Dunston’s Betrayal

Hey folks. Thanks for visiting, the official home of The Chicken Feed website. When we started up this page, my buddy Andrey and I agreed we could pause it any time we wanted – without pressure, without guilt – to focus on the difficult business of Being An Adult in 2017.

There’s an important part of that I’ve been struggling with lately: learning to leave the past behind. It’s always heartbreaking to let go of a childhood belief, but sooner or later, in our own time, on our own terms, we all have to accept it:

Dunston never “checks in”.

No no no, please. Hear me out. This is important.
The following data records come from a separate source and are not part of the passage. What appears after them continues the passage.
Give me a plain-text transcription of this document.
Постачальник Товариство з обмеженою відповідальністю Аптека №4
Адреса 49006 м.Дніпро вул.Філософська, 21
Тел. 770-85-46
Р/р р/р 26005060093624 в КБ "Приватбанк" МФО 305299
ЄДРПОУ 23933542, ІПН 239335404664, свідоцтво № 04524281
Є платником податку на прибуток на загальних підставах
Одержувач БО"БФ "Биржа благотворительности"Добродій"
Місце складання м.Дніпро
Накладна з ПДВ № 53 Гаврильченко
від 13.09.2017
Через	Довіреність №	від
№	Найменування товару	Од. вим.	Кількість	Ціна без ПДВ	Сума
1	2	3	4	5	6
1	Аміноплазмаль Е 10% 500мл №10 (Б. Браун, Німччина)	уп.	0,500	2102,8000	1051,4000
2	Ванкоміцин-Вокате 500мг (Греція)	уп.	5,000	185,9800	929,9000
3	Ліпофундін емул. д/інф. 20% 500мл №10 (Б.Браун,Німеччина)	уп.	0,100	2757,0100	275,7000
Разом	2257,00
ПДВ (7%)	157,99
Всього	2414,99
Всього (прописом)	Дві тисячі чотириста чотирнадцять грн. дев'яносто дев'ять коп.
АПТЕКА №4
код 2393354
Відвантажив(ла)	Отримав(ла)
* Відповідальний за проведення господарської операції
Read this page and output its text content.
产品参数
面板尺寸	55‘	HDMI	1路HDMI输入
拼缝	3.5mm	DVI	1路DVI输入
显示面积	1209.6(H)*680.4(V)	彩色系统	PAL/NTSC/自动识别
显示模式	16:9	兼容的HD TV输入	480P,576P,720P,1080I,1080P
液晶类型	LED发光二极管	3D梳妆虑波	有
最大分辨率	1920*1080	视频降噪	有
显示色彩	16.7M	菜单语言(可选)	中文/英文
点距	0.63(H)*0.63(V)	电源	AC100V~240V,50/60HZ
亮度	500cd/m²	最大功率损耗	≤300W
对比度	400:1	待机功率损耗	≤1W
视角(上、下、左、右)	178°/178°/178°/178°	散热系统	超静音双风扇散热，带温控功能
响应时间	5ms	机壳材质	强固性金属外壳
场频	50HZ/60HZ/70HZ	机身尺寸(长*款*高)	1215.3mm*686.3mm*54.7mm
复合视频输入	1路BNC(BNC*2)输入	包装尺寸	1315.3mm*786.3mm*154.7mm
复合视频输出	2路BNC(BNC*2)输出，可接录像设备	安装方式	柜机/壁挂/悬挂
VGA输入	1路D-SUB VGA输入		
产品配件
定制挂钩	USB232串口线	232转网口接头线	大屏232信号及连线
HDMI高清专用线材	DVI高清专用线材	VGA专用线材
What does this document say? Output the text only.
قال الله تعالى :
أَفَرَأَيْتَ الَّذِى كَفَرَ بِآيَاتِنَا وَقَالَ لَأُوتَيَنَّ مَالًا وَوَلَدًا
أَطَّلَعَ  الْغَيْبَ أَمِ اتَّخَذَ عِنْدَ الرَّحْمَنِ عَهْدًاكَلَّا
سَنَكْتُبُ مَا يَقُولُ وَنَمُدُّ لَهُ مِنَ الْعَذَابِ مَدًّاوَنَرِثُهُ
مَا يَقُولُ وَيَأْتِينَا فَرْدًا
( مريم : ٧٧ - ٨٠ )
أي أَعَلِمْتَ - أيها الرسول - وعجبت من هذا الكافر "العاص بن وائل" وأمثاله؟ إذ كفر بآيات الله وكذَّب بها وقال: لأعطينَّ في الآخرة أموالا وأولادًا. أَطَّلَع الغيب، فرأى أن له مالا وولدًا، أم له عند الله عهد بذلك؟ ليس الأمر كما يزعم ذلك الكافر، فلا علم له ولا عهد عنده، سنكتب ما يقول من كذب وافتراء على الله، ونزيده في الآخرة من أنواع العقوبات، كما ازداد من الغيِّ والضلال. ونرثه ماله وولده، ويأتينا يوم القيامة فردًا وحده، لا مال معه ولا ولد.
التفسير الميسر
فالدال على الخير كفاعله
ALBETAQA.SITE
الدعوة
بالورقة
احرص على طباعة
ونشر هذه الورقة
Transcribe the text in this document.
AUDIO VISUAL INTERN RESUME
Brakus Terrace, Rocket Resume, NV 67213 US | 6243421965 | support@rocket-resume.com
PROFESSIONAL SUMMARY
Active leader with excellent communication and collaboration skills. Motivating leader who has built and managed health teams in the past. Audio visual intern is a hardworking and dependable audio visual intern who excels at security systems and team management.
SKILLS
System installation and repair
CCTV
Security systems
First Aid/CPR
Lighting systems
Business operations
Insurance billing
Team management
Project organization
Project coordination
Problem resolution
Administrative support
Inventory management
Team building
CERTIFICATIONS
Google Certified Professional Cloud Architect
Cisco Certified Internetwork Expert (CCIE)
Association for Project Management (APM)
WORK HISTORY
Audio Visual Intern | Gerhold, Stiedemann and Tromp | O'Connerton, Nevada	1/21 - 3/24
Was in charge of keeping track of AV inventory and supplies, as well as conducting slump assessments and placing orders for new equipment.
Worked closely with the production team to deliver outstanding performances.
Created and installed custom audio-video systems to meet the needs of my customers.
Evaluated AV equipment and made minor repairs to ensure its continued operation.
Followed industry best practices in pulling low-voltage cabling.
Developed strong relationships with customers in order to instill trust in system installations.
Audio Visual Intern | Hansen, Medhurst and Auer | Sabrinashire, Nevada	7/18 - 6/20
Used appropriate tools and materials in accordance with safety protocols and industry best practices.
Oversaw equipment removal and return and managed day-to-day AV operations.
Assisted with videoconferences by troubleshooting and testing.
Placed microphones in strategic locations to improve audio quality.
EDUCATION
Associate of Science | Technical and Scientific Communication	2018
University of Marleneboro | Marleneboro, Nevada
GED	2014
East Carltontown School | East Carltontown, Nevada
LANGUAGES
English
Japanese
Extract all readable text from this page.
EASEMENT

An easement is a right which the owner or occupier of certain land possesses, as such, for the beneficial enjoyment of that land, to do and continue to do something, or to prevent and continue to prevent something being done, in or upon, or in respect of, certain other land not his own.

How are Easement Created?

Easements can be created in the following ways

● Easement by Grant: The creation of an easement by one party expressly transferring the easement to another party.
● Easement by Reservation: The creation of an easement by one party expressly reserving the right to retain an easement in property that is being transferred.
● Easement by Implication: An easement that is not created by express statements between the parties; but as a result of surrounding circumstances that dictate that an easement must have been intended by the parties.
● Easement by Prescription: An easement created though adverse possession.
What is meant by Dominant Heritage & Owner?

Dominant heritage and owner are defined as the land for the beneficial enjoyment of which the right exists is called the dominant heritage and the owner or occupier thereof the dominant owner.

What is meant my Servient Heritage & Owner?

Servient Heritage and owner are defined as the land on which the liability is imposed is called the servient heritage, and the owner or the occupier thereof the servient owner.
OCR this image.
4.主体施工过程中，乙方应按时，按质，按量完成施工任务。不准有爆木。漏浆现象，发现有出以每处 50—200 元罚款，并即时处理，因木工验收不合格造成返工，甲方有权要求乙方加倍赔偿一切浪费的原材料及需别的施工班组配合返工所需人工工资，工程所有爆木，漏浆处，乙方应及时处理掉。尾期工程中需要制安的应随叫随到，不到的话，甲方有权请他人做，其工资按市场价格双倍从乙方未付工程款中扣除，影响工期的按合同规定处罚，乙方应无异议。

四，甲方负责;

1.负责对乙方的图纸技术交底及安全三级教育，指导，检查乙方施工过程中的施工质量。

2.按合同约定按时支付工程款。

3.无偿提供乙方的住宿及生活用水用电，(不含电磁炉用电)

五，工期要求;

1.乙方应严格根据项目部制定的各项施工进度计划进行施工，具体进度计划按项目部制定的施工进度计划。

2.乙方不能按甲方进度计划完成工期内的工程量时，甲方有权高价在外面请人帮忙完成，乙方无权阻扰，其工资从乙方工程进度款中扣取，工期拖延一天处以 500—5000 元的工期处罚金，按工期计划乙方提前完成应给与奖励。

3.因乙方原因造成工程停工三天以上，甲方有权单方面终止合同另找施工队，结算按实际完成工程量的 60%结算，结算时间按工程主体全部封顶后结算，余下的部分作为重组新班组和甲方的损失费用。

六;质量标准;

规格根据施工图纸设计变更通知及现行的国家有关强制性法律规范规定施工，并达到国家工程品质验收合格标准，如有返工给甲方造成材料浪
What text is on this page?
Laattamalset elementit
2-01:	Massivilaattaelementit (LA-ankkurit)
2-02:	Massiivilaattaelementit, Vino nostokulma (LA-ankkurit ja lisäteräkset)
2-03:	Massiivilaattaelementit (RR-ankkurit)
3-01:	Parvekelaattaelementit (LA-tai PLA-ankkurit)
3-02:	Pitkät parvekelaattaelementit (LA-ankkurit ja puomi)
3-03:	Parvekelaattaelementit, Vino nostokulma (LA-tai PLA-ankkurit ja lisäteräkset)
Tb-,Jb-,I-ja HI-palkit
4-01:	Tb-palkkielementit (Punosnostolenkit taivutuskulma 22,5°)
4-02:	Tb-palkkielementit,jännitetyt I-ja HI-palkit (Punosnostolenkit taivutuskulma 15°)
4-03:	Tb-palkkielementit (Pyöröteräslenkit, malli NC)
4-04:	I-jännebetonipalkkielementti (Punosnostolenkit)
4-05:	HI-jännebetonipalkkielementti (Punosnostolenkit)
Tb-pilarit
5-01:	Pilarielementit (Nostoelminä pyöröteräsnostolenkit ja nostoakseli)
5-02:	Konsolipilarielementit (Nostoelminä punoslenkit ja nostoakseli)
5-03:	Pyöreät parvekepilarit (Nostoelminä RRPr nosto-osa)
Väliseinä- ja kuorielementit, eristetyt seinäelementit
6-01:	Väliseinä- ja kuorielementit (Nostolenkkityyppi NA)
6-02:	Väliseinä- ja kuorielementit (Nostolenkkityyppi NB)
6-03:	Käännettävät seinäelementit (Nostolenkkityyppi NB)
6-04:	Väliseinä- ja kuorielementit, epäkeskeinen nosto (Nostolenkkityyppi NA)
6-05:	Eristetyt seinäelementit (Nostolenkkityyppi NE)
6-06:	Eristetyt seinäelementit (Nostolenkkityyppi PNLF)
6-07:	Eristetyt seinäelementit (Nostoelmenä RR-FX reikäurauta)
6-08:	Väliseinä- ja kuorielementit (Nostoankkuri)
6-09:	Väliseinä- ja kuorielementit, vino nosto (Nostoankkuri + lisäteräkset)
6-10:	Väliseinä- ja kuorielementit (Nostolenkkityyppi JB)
At no point in the 88 minutes of Dunston Checks In does the 1996 children’s film deliver on its blindingly-simple three-word mission statement.

In fact, to function as a classical narrative, it is imperative Dunston does not check in. The entire premise is dependent on an orangutan going about his mischief in a 5-star hotel unknown to staff and guests; a hijink-laden status quo that would be negated entirely were he to formally register his presence with reception.

I can only assume this is how our parents felt when King Kong died at the end of King Kong Lives. Or how Yahoo Serious fans felt when his comedy work revealed him to be actually very silly.

It all seems worryingly irresponsible, and I think I speak on behalf of a generation when I put the question to director Ken Kwapis: why lie to us? Why you promise a primate who played by the rules when you intended only boisterous pie-in-face mayhem?

When our formative entertainment can announce the literal opposite of what it delivers, how can we take anything to follow at face value?

Let’s face facts: we live in a post-truth world, and we didn’t get there overnight. History repeats itself time and time again. It doesn’t begin with a revolution or an election, but a blind eye turned; a scientific community ignored; a first stone cast; a children’s film misnamed.

Do we have Dunston to thank for today’s gas-lit, fake-news climate? Could something as pure and innocent as a cheeky primate – hilariously hurling coconuts onto human skulls, causing mass property damage, ending multiple careers – truly have heralded in something so sinister?

It seems an almost-inevitable conclusion… unless we dared consider the one and only alternative: that Dunston was ahead of his time, put on this Earth to teach us. To warn us. To arm us against those who would give us Alternative Facts.

To save us.

In my quieter moments, I sometimes worry that we, as a society, may have forgotten the redemption arc at the heart of the Dunston mythos. He entered the Majestic Hotel as a jewel thief’s accomplice, smuggled in via conspicuously-large luggage. He left it proudly, via the front door, with a newfound understanding of family and friendship.

As we drag our own personal baggage into adulthood, only time will tell when and how the orangutan will emerge, and what kind of agent for change he shall be. At which point, we can only look back 21 years to the example laid bare before us. And choose.

Did Dunston continue his life of subservient crime? Did he “check in” as ordained? No. He took a bubble bath and pushed Faye Dunaway into a very large cake.